Decision Making under Risk: Criteria of EMV & EOL
Decision Making under Risk: Criteria of EMV & EOL
Decision-making under risk involves choosing between alternatives when the probabilities of various outcomes are known. Two key criteria used in this context are Expected Monetary Value (EMV) and Expected Opportunity Loss (EOL). Both criteria help decision-makers evaluate and compare the potential outcomes of different choices, enabling them to select the most rational option under uncertainty.
Expected Monetary Value (EMV)
EMV is a decision rule used to calculate the average outcome when the future includes scenarios that may or may not happen. The EMV criterion helps in making decisions that are statistically expected to yield the best monetary return over time.
Calculation of EMV: EMV=∑(Pi×Vi)
Where:
- Pi = Probability of outcome i
- Vi = Monetary value of outcome i
Steps to Calculate EMV:
- List Possible Outcomes: Identify all potential outcomes for each decision alternative.
- Assign Probabilities: Determine the probability associated with each outcome.
- Determine Values: Estimate the monetary value (gain or loss) for each outcome.
- Calculate EMV: Multiply the monetary value of each outcome by its probability and sum these products for each decision alternative.
Example: Suppose a company is considering launching a new product. There are two possible market responses:
- High demand (probability = 0.7, profit = $100,000)
- Low demand (probability = 0.3, loss = $50,000)

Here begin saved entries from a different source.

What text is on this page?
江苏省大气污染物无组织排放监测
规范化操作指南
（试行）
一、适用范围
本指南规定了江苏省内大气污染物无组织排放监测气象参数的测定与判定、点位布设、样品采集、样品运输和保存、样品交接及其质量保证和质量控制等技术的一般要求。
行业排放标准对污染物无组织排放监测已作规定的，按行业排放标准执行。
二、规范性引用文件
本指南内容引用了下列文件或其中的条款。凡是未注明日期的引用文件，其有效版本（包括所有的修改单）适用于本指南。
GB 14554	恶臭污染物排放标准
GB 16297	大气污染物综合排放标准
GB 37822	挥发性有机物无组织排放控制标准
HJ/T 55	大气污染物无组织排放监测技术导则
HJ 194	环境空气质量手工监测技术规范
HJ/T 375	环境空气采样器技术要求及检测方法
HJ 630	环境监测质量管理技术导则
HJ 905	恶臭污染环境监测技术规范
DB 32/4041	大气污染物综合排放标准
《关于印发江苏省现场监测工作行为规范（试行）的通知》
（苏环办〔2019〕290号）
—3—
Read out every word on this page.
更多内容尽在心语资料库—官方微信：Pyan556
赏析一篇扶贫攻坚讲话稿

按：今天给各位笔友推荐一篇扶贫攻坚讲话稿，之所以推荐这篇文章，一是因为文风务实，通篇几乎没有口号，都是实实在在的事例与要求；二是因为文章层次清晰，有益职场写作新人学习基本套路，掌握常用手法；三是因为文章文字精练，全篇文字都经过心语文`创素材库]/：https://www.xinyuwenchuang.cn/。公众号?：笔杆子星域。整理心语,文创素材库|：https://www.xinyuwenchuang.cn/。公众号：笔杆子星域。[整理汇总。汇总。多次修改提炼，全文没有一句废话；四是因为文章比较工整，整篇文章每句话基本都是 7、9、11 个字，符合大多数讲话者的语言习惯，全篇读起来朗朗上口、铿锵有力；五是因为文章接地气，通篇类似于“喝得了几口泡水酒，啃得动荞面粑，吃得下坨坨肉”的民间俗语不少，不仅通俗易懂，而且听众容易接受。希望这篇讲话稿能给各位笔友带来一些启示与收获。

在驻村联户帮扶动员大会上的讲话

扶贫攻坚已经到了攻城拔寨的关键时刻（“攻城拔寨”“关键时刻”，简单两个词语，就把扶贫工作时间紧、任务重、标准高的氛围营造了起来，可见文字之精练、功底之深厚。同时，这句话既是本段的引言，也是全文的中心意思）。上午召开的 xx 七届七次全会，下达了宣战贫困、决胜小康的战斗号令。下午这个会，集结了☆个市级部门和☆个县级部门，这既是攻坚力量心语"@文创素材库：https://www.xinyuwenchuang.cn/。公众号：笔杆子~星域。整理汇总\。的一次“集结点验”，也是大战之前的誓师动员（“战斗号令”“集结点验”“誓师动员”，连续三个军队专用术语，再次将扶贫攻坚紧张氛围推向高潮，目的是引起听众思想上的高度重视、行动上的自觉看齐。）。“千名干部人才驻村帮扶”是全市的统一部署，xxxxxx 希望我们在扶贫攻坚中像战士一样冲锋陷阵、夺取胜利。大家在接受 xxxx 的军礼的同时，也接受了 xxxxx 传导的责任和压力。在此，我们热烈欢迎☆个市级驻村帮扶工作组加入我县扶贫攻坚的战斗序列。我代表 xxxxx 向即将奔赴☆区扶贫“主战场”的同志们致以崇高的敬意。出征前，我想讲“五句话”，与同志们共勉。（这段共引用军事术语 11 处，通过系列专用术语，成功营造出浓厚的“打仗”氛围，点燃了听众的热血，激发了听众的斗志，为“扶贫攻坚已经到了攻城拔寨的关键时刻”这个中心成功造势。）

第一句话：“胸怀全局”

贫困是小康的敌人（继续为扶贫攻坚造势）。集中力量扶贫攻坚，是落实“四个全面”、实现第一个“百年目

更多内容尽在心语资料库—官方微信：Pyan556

The EMV for launching the product would be: EMV = (0.7×100,000)+(0.3×−50,000)=70,000−15,000=55,000
Thus, the EMV of launching the product is $55,000, indicating that, on average, the decision would result in a profit of $55,000.
Expected Opportunity Loss (EOL)
EOL is another decision-making criterion that focuses on minimizing the potential regret or loss from not choosing the best alternative. It is also known as the Expected Regret.
Calculation of EOL:
- Determine the Opportunity Loss Matrix: For each possible state of nature, calculate the difference between the payoff of the best decision and the payoff of each alternative decision.
- Calculate the Expected Opportunity Loss: Multiply the opportunity loss for each outcome by its probability and sum these products for each decision alternative.
Steps to Calculate EOL:
- List Possible Outcomes and Probabilities: Similar to EMV, identify all possible outcomes and their probabilities.
- Create Payoff Matrix: Develop a matrix of payoffs for each decision alternative.
- Calculate Opportunity Loss: For each outcome, subtract the payoff of each decision from the highest payoff in that outcome.
- Compute EOL: Multiply each opportunity loss by its probability and sum these products for each decision alternative.
Example: Using the previous example:
- High demand (probability = 0.7, best payoff = $100,000)
- Low demand (probability = 0.3, best payoff = -$50,000)
Suppose the company considers not launching the product (payoff = $0 for both outcomes). The opportunity loss matrix would be:
- High demand: 100,000−0 = 100,000
- Low demand: 0−(−50,000) = 50,0000
The EOL for launching the product would be: EOL=(0.7×0)+(0.3×50,000) =0+15,000=15,000
The EOL for not launching the product would be: EOL=(0.7×100,000)+(0.3×0)=70,000+0=70,000
Thus, the EOL of launching the product is $15,000, and the EOL of not launching is $70,000. The lower EOL for launching indicates it is the better choice to minimize potential regret.
Comparison of EMV and EOL
- Focus: EMV focuses on maximizing expected returns, while EOL focuses on minimizing potential regret or loss.
- Application: EMV is generally preferred when probabilities and monetary values of outcomes are well-defined and the decision-maker is risk-neutral. EOL is useful when decision-makers are concerned with the regret of not choosing the best option.
- Decision Rule: Choose the alternative with the highest EMV or the lowest EOL.
Both EMV and EOL provide valuable insights and frameworks for making informed decisions under risk, each with its perspective on handling uncertainty and evaluating potential outcomes.